Ghana Mobile Money: Minimum capital requirement raised

    Nkemdilim Nwadialor
    Nkemdilim Nwadialor

    Equity Research Analyst, Financials

    Tellimer Research
    16 September 2019
    Published by

    The Bank of Ghana (BoG) has released further guidelines for Payment System Providers, in which the minimum capital requirement for all mobile money operators in Ghana has been raised to GHS20mn (cUS$3.6mn) from GHS5mn (cUS$0.9mn) previously. According to the BoG notice, the new threshold becomes effective within nine months. As a recap of existing guidelines, mobile money operators which engage in other activities (e.g. telcos and banks) are required to set up subsidiaries through which mobile money services will be offered exclusively, and all mobile money companies must have a 30% holding by local shareholders.

    Ghana is Africa’s fastest-growing mobile money market, as we highlighted in a recent report – the value of mobile money transactions rose at an 85% CAGR between 2015-18 and currently account for 20% of all non-cash transactions in Ghana. We consider the new regulation on capital to be a positive development, as it should improve the ability of mobile money operators to drive financial inclusion and also protect deposits/savings of mobile money users (who are largely low-income earners).

    Mobile money in Ghana is currently dominated by Telcos (especially MTN Ghana with a 90% share of transactions), with banks as secondary contenders (c2% market share). We do not expect either of these groups to face any challenges in complying with the new capital requirement – MTN Ghana had a cash balance of GHS275mn and our covered banks averaged cGHS2.0bn as at H1 19. Smaller players such as fintechs might find it more difficult, but overall are unlikely to significantly impact the outlook for mobile money in Ghana.  

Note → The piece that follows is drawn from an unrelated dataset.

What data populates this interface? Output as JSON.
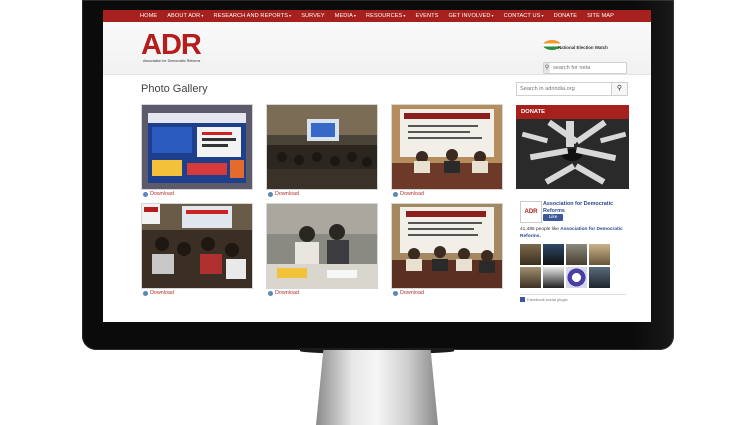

    MTN Ghana has the highest exposure to mobile money, with mobile money transactions amounting for cGHS231mn (cUS$43mn) in revenues, or 20% of its topline. MTN trades at 10.7x consensus 2019f PE, a 38% discount to mobile money telecom peers.

    The top banks in the digital space are Ecobank and Standard Chartered, which like other non-indigenous banks, have developed strong digital banking franchises. Both banks are leveraging technology to gather cheap retail deposits and can achieve notably lower cost of funds than peers within our coverage (2-3% in FY 18 vs 5-8% for GCB and CAL). CAL is investing heavily in its digital finance infrastructure and we expect it to become a strong contender in the medium term. More broadly, our pick is GCB due to its strong balance sheet position and potential to reprice its expensive deposits.